LINCOLN, Nebraska — Victims of sexual abuse at the hands of Catholic priests urged Nebraska lawmakers on Friday to pass a law that would let people who were abused decades ago file lawsuits against the church or other organizations that were negligent.
The proposal comes on the heels of a Nebraska attorney general report that identified 258 victims who made credible abuse allegations against church officials, dating back decades. None of those cases, however, are expected to result in prosecutions or legal judgments because the statutes of limitation for both criminal charges and civil lawsuits have expired.
Members of the Legislature’s Judiciary Committee are now reviewing a bill that would eliminate the statute of limitations for lawsuits. The sponsor, Republican Sen. Rich Pahls, of Omaha, said the measure is a start of a multiyear push to bring justice for victims of abuse.
Pahls said the attorney general’s report shows the need to bring more accountability to institutions such as the Catholic Church, the Boy Scouts of America, or USA Gymnastics, which have all been rocked by child sex abuse scandals. He pointed to his own experience as a former principal at Millard Public Schools, where educators are governed by mandatory reporting laws.
“If we knew there was abuse going on and didn’t report it, we’d get in trouble,” he said.
If it passes, Nebraska would become the 18th state to abolish statutes of limitations for such civil actions in child sex abuse cases, said Kathryn Robb, the executive director of Child USAdvocacy.
Another 27 states have passed “revival laws,” which expand statutes of limitation and let victims file lawsuits if their claim had expired under the previous time window. In Nebraska, child sex abuse victims can file lawsuits until they turn 33.
Robb, a child sex abuse survivor, said many children suffer devastating, long-term consequences after they’re abused and may go for decades without telling anyone what happened to them. The trauma may manifest itself years later as post-traumatic stress, eating disorders, substance abuse or running afoul of the law.
“Why should perpetrators and other bad actors be protected by the passage of time while the victims suffer in perpetuity?” she said.
Stacy Naiman, who said she was groomed and molested in 1999 by an O’Neill priest who was also her religion teacher, said the priest was never charged and can’t be sued under current state law. Naiman said she suffered from severe depression and anxiety after the abuse and attempted suicide.
“I was devastated, defeated and lost all hope for justice,” she said.

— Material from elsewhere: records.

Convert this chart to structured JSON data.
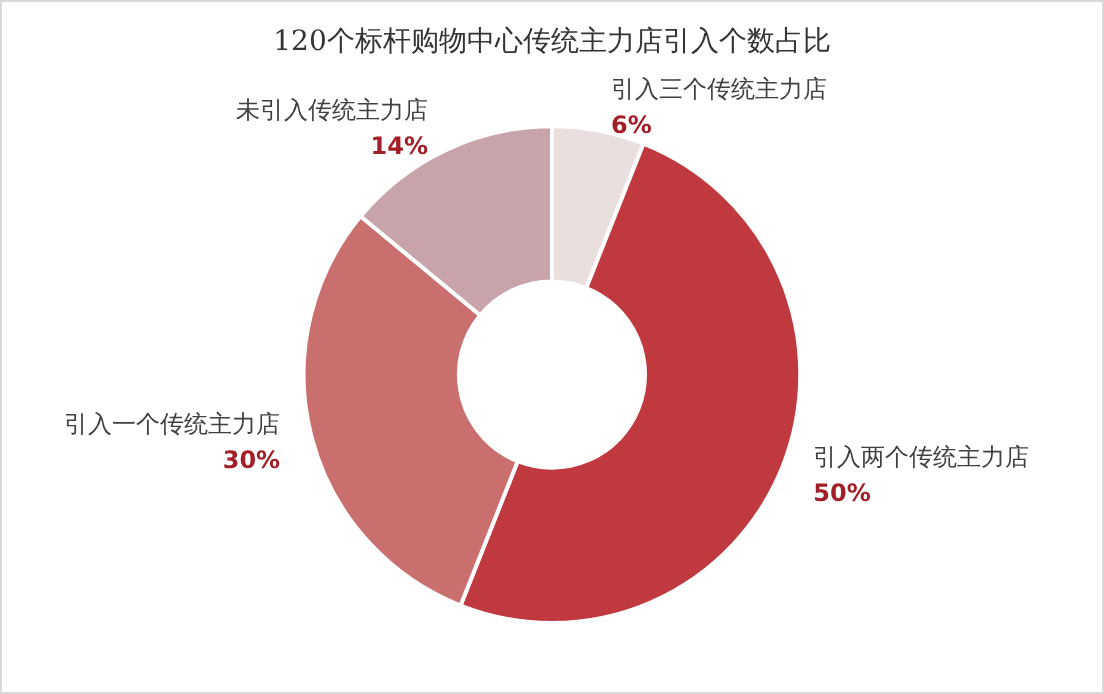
{
  "chart_data": {
    "type": "donut",
    "title": "120个标杆购物中心传统主力店引入个数占比",
    "categories": [
      "引入三个传统主力店",
      "引入两个传统主力店",
      "引入一个传统主力店",
      "未引入传统主力店"
    ],
    "values": [
      6,
      50,
      30,
      14
    ],
    "value_labels": [
      "6%",
      "50%",
      "30%",
      "14%"
    ],
    "colors": [
      "#e9dfdf",
      "#c0393f",
      "#c9706f",
      "#c9a3aa"
    ],
    "legend": false
  }
}
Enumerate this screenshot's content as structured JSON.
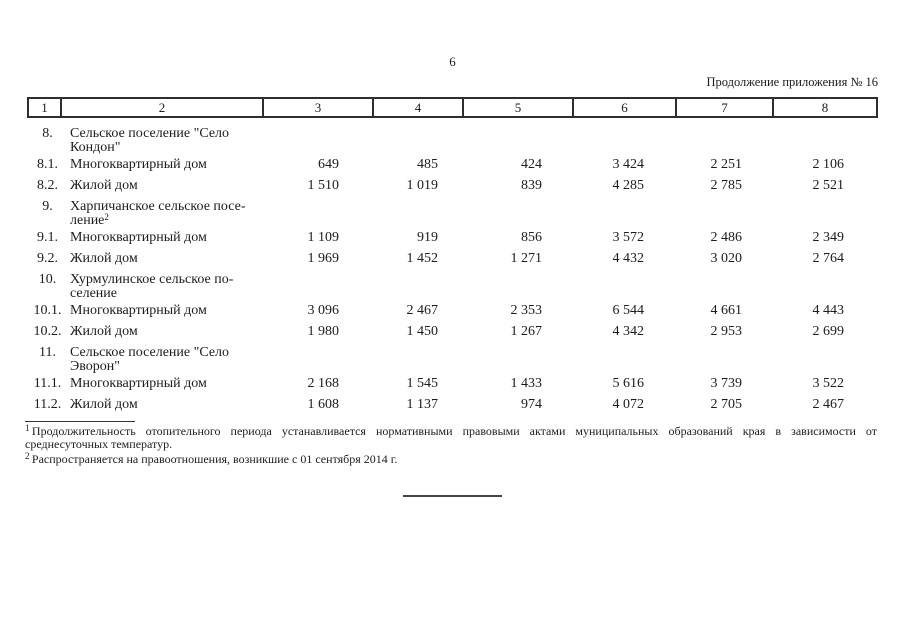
{
  "page": {
    "number": "6",
    "continuation_note": "Продолжение приложения № 16"
  },
  "table": {
    "column_headers": [
      "1",
      "2",
      "3",
      "4",
      "5",
      "6",
      "7",
      "8"
    ],
    "rows": [
      {
        "type": "group",
        "num": "8.",
        "label_lines": [
          "Сельское поселение \"Село",
          "Кондон\""
        ]
      },
      {
        "type": "data",
        "num": "8.1.",
        "label": "Многоквартирный дом",
        "values": [
          "649",
          "485",
          "424",
          "3 424",
          "2 251",
          "2 106"
        ]
      },
      {
        "type": "data",
        "num": "8.2.",
        "label": "Жилой дом",
        "values": [
          "1 510",
          "1 019",
          "839",
          "4 285",
          "2 785",
          "2 521"
        ]
      },
      {
        "type": "group",
        "num": "9.",
        "label_lines": [
          "Харпичанское сельское посе-",
          "ление"
        ],
        "footnote_ref": "2"
      },
      {
        "type": "data",
        "num": "9.1.",
        "label": "Многоквартирный дом",
        "values": [
          "1 109",
          "919",
          "856",
          "3 572",
          "2 486",
          "2 349"
        ]
      },
      {
        "type": "data",
        "num": "9.2.",
        "label": "Жилой дом",
        "values": [
          "1 969",
          "1 452",
          "1 271",
          "4 432",
          "3 020",
          "2 764"
        ]
      },
      {
        "type": "group",
        "num": "10.",
        "label_lines": [
          "Хурмулинское сельское по-",
          "селение"
        ]
      },
      {
        "type": "data",
        "num": "10.1.",
        "label": "Многоквартирный дом",
        "values": [
          "3 096",
          "2 467",
          "2 353",
          "6 544",
          "4 661",
          "4 443"
        ]
      },
      {
        "type": "data",
        "num": "10.2.",
        "label": "Жилой дом",
        "values": [
          "1 980",
          "1 450",
          "1 267",
          "4 342",
          "2 953",
          "2 699"
        ]
      },
      {
        "type": "group",
        "num": "11.",
        "label_lines": [
          "Сельское поселение \"Село",
          "Эворон\""
        ]
      },
      {
        "type": "data",
        "num": "11.1.",
        "label": "Многоквартирный дом",
        "values": [
          "2 168",
          "1 545",
          "1 433",
          "5 616",
          "3 739",
          "3 522"
        ]
      },
      {
        "type": "data",
        "num": "11.2.",
        "label": "Жилой дом",
        "values": [
          "1 608",
          "1 137",
          "974",
          "4 072",
          "2 705",
          "2 467"
        ]
      }
    ]
  },
  "footnotes": [
    {
      "marker": "1",
      "lines": [
        "Продолжительность отопительного периода устанавливается нормативными правовыми актами муниципальных образований края в зависимости от",
        "среднесуточных температур."
      ]
    },
    {
      "marker": "2",
      "lines": [
        "Распространяется на правоотношения, возникшие с 01 сентября 2014 г."
      ]
    }
  ]
}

The pending bill “will force (the church) to confront their inaction.”
The bill drew opposition from Nebraska’s Catholic Church and the state’s insurance industry, which would likely have to make large payouts for decadesold abuse cases if the measure were to pass.
Tom Venzor, executive director of the Nebraska Catholic Conference, said the church is “profoundly sorrowful” for the pain inflicted on victims, but he argued that statutes of limitation are designed to ensure that institutions don’t face decades-old lawsuits involving people who are no longer alive and memories that may be unreliable.
“Statutes of limitation are an attempt to balance the interests of plaintiffs and defendants,” he said.
Korby Gilbertson, a lobbyist for the American Property Casualty Insurance Association, said the bill could lead to lawsuits against organizations under new leadership that wasn’t involved with previous offenses. She also noted that civil cases have a lower standard of proof than criminal matters in which prosecutors must prove guilt beyond a reasonable doubt.
“The owner of that business may not be the same owner, may not have any knowledge of the crime that was committed,” she said.